Klottrup’s process wasn’t just documentary; it was archival, co-creational, and historically engaged. Working alongside designer Femke Campbell, she researched 1980s Californian zines, vintage skateboards from the 1960s, and even typography from old skate brand ephemera to design her own zine.

“We found a board in a museum with this hand-painted type, and we lifted that exact style for the zine,” she says. “It was about locating ourselves within the history of skating, while pushing it forward with new voices.”

And that’s the tension at the heart of the project—heritage meets redefinition. A sport that’s historically been tied to hyper-masculinity and rebellion is being lovingly cracked open by FLINTA+ communities who bring their own energy to the space.

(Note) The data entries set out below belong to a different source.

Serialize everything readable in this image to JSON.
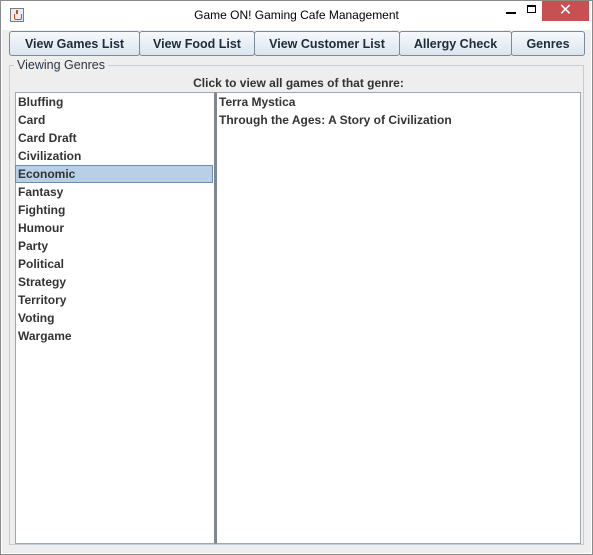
{
  "window": {
    "title": "Game ON! Gaming Cafe Management",
    "icon": "java-cup-icon",
    "controls": {
      "minimize": "minimize-icon",
      "maximize": "maximize-icon",
      "close": "✕"
    }
  },
  "nav": {
    "buttons": [
      {
        "label": "View Games List"
      },
      {
        "label": "View Food List"
      },
      {
        "label": "View Customer List"
      },
      {
        "label": "Allergy Check"
      },
      {
        "label": "Genres"
      }
    ]
  },
  "panel": {
    "title": "Viewing Genres",
    "instruction": "Click to view all games of that genre:"
  },
  "genres": {
    "items": [
      "Bluffing",
      "Card",
      "Card Draft",
      "Civilization",
      "Economic",
      "Fantasy",
      "Fighting",
      "Humour",
      "Party",
      "Political",
      "Strategy",
      "Territory",
      "Voting",
      "Wargame"
    ],
    "selected": "Economic"
  },
  "games": {
    "items": [
      "Terra Mystica",
      "Through the Ages: A Story of Civilization"
    ]
  },
  "colors": {
    "selection": "#b8cfe5",
    "close_button": "#c75050",
    "content_bg": "#eeeeee"
  }
}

Collectives as Cultural Resistance

Two key collectives featured in the project are Empress Skateboarding (Preston) and Slag Collective (Blackpool). Each emerged not just as a space to skate, but as counter-narratives to traditional skate culture, where gatekeeping, gender policing, and intimidation were too often the norm.

The name “Slag Collective” comes from a moment of reclamation. After being called “skatepark slags,” the group decided to own the insult, flipping it into a name that would draw strength from marginalization.

And the collectives aren’t just about skating. They’re about space. About safety. “For some people, just being there is the win,” Klottrup says. “You don’t have to master a trick. Maybe you just talk to someone. Maybe you just watch. That’s what matters.”

Freedom, Failure, and Starting Again

What resonated most with Klottrup during her two-year journey weren’t just the stories of ollies and half-pipes. It was the emotional space skating offered.

“When I asked people what skating felt like,” she says, “the most common word was freedom.”

That’s not surprising. In a world where FLINTA+ people still face surveillance, skepticism, and safety risks, the ability to take up space freely—to fall, get up, and fall again—is a small revolution.

Skating teaches failure. And failure, in the hands of community, becomes resilience.

A Mother and Daughter, Learning Side by Side

One of the most powerful vignettes from the zine features a mother-daughter duo learning to skate together. It’s an image that shatters every stereotype about who skate culture is for—and what it can mean.

“To see a woman and her daughter both learning, both falling, both laughing—it was beautiful,” Klottrup says. “That intergenerational connection, in a neutral space that isn’t work or school, is rare. And it’s deeply necessary.”

Documenting What History Forgot

There’s a sense, throughout “Skate Like a Lass,” that Klottrup is doing the work history forgot. Not just celebrating women and non-binary skaters, but documenting their rise in real-time—before they’re edited out of the narrative.

She doesn’t pretend to “fix” the erasure of the past. Instead, she stakes out space in the present. “I can’t rewrite history,” she says, “but I can archive the now.”

Final Thoughts: Skateboarding as Soft Resistance

In a time when skateboarding has officially gone Olympic, sponsored, and sanitized, “Skate Like a Lass” reminds us that the most radical spaces are still the grassroots, imperfect, DIY collectives where freedom looks like a hand-me-down board and a cold parking garage.

Klottrup’s work isn’t nostalgic. It’s hopeful. It doesn’t romanticize the struggle—it shows us what happens when people make space for each other, despite it.

This is skateboarding as soft resistance. As sanctuary. As shared joy on four wheels.

“Skate Like a Lass” is more than a project—it’s a movement on the move. You just have to look past the skateparks and into the car parks to find it.